I'm playing with some toy code, to try to verify that I understand how discrete fourier transforms work in OpenCV. I've found a rather perplexing case, and I believe the reason is that the flags I'm calling cv::dft() with, are incorrect.
I start with a 1-dimensional array of real-valued (e.g. audio) samples. (Stored in a cv::Mat as a column.)
I use cv::dft() to get a complex-valued array of fourier buckets.
I use cv::dft(), with cv::DFT_INVERSE, to convert it back.
I do this several times, printing the results.
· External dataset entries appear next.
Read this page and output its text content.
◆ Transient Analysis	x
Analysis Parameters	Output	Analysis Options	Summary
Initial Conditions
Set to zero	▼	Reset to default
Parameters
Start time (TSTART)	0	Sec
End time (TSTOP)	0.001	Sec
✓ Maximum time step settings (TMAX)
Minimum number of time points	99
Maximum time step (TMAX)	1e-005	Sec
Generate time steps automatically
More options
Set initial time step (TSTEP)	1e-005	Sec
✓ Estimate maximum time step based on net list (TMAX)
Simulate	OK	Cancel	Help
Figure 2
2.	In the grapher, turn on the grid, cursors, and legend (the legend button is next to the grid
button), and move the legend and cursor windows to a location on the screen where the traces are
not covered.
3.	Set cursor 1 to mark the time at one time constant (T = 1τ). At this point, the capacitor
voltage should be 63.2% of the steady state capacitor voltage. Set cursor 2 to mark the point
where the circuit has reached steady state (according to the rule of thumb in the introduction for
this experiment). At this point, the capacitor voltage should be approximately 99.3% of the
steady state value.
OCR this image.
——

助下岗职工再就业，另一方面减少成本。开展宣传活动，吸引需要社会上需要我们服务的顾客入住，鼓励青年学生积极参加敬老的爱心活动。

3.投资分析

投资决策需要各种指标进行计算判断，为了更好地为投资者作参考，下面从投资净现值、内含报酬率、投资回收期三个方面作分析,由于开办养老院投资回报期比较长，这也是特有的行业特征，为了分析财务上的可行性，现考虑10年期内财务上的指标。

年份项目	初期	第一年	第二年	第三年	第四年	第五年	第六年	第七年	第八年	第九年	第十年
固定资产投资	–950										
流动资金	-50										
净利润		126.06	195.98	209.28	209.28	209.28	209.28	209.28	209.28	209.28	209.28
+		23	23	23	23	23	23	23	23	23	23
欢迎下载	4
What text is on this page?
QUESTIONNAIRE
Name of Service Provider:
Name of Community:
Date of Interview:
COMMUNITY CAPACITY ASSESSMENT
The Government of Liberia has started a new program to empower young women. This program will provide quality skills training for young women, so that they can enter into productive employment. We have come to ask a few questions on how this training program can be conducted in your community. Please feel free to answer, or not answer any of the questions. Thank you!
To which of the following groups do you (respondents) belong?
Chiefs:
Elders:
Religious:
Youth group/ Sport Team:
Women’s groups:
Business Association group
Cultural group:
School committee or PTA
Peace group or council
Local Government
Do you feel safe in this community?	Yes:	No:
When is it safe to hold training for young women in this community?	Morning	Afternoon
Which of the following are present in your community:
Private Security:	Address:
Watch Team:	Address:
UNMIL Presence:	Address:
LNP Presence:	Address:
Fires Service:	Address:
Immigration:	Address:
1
The results seem to be the correct shape but the wrong magnitude.
Code:
cv::Mat samples(1, 2, CV_64F);
samples.at<double>(0, 0) = -1;
samples.at<double>(0, 1) = 1;
std::cout << "samples(" << samples.type() << "):" << samples << std::endl;
for (int i = 0; i < 3; ++i) {
cv::Mat buckets;
cv::dft(samples, buckets, cv::DFT_COMPLEX_OUTPUT);
samples = cv::Mat();
cv::dft(buckets, samples,
cv::DFT_INVERSE | cv::DFT_COMPLEX_INPUT | cv::DFT_REAL_OUTPUT);
std::cout << "buckets(" << buckets.type() << "):" << buckets << std::endl;
std::cout << "samples(" << samples.type() << "):" << samples << std::endl;
}
Output:
samples(6):[-1, 1]
buckets(14):[0, 0, -2, 0]
samples(6):[-2, 2]
buckets(14):[0, 0, -4, 0]
samples(6):[-4, 4]
buckets(14):[0, 0, -8, 0]
samples(6):[-8, 8]
I would have expected the above output to repeat. E.g. [-1, 1], [0, 0, -1, 0], .... Instead, the magnitude is doubling on each round-trip.
Is my understanding wrong? Or am I using the wrong flags? Etc.